Johnson keeps his arsenal of ukuleles hanging in small wooden racks. A guitar hangs on the wall, drums and keyboards are nearby.
London says it was pretty easy to learn to play the ukulele. And what do his footballing friends think?
“They think it’s pretty cool,” he said. “Some of them laugh at me but I know they’re just jealous.”
Beach Senior Center ‘BUMS’ having fun
At the senior center, Wood-Putnam works with a batch of newbies every Friday at 12:30 p.m. and a larger group of regulars at 1 p.m.
“We always suggest newbies to stay for the regular group so they can play with them,” she said.
Regulars call themselves the Beach Ukulele Musical Society, or BUMS for short. Wood-Putnam said the group had been together for five or six years. She joined in 2017 after retiring from working at the naval base for 33 years.
“I retired and started playing the ukulele and fell in love with it,” she said.
The BUMS play for over an hour, incorporating kazoos, drums, harmonica and train whistle into a variety of songs. The group covers songs beyond the Hawaiian classics like “Rocky Top”, “Ring of Fire” and “Surfin’ USA”. They have three plastic filing boxes full of music selections to choose from as well as online libraries. They begin with “When the Saints Go Marching In”, paying homage to Mardi Gras.
Wood-Putnam will tell you that most of the band members are non-musicians.
“That’s what’s really cool about the band. It brought together people from all walks of life. I was a physicist, we have a judge, a lawyer and an engineer. All kinds of people play together with this little musical instrument,” she said.
The group judge is Laura Roesch. She served as a Bay County judge for 15 years before retiring in 2016. Like many who play with BUMS, Roesch also plays with the Ukulele Orchestra of St. Andrews which shortened its name to UOSA.

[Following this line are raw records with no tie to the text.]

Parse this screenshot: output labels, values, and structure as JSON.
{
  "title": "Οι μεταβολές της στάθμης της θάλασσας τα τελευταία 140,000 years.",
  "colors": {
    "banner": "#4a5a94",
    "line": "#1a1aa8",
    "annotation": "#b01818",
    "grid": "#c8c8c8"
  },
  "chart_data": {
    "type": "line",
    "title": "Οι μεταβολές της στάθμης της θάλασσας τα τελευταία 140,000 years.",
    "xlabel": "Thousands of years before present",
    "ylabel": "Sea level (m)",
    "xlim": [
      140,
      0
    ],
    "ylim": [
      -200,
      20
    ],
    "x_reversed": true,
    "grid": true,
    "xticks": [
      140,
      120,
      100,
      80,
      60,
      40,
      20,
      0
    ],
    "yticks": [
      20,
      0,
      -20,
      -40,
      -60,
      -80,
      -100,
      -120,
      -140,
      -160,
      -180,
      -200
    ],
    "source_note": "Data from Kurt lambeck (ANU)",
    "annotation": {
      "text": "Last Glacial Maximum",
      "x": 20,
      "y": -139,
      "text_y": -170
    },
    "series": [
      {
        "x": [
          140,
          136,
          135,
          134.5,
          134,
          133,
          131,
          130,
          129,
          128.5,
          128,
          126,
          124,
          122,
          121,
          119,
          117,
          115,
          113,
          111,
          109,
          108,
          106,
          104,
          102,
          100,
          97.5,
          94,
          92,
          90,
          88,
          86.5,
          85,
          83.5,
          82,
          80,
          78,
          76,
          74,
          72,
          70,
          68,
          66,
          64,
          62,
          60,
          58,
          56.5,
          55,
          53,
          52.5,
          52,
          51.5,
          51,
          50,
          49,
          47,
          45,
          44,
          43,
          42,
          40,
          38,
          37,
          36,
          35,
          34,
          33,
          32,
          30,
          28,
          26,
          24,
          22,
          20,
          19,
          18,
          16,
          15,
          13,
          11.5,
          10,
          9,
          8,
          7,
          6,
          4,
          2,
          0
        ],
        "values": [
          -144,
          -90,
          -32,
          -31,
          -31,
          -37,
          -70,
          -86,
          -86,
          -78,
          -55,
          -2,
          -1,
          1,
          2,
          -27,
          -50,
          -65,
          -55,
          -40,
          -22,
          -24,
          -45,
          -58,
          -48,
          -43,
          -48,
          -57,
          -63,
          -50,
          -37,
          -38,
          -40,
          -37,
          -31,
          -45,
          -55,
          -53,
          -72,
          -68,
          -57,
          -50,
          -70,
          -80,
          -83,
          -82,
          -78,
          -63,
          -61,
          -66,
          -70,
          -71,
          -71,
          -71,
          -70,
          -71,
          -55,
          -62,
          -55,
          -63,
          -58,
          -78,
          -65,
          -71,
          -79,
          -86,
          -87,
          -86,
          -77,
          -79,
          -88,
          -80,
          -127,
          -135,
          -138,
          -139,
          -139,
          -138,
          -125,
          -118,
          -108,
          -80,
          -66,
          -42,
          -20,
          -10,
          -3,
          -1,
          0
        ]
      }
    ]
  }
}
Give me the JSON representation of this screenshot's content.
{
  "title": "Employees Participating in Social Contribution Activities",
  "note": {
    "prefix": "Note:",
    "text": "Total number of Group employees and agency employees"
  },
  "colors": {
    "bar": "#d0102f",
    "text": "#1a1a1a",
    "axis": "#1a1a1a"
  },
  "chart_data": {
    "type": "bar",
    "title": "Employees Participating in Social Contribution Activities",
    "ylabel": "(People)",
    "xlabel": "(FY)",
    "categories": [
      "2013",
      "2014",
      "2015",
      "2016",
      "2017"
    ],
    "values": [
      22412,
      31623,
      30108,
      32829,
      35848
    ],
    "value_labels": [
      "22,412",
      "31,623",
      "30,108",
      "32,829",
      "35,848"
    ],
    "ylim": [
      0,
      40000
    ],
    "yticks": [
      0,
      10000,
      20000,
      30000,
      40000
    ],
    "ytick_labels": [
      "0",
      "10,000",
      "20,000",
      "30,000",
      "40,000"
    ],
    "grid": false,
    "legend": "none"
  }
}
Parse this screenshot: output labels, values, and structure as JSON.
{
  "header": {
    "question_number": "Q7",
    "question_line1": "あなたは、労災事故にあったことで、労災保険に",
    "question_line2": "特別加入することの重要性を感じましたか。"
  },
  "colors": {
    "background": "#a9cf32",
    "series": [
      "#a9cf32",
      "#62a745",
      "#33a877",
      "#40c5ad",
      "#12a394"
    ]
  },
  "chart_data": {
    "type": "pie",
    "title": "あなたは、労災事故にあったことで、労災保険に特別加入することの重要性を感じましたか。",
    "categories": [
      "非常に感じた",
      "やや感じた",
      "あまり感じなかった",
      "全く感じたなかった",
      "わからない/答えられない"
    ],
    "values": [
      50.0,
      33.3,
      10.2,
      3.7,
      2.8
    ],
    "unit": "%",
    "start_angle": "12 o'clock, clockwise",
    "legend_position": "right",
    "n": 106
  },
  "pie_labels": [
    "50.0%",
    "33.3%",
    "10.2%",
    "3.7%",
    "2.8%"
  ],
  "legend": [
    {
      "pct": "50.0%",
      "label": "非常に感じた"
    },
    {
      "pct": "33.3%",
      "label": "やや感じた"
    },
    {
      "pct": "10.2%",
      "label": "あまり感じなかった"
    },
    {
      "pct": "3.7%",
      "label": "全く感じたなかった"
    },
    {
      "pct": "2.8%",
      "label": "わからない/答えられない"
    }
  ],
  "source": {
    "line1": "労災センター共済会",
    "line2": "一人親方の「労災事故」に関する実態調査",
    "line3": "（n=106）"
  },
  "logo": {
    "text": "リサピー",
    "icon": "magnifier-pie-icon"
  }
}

At the senior center, Roesch is in the middle of the room playing drums and wearing a shirt that reads “Dogs + Ukuleles = Happy.” She has been playing drums for over 50 years but also plays ukulele in both bands.
“I’ve always been interested in string instruments,” she says. When friends started the orchestra in 2014, Roesch found herself on Harrison Avenue where the band was playing Christmas carols and she jumped in to play. “And I’ve been playing ever since.”
“The ukulele movement is a phenomenon of happiness, that’s it”, Roesch will tell you emphatically.
She says it’s a great way to have fun and engage with other people.
“If you can learn three or four chords, you can play together. It’s four strings. It’s easy on the fingers, it’s just fun!
St. Andrew’s Band is not your typical orchestra
The UOSA group meets Wednesday nights at the Bay District School’s Nelson Building on Balboa Avenue. They start at 6 p.m. and welcome new members.
Roesch says both groups are very supportive, regardless of your skill level.
“It’s so fun to watch someone who is very shy, quiet and shy learn a C chord, an F chord and a G chord and they go on the errands. They can play with us,” she said.
In a not-so-serious tone, Roesch will tell you about a condition called UAS and how anyone who has been playing the ukulele for a while will most likely suffer from it.
“It’s ukulele acquisition syndrome,” she laughs. “I’m probably one of the worst. If you don’t know how many ukuleles you have, then you probably don’t have enough.
So how many does she have?
“I really don’t know,” she remarked. “Somewhere between 15 and 20, but I haven’t counted lately. They are just beautiful instruments.
Roesch says you can buy one that’s really, really expensive, or spend $50 or $75 and still get the best of times.
“It’s the happiest of instruments”, proudly underlines Roesch.
“I mean, have you ever seen a grumpy ukulele player?”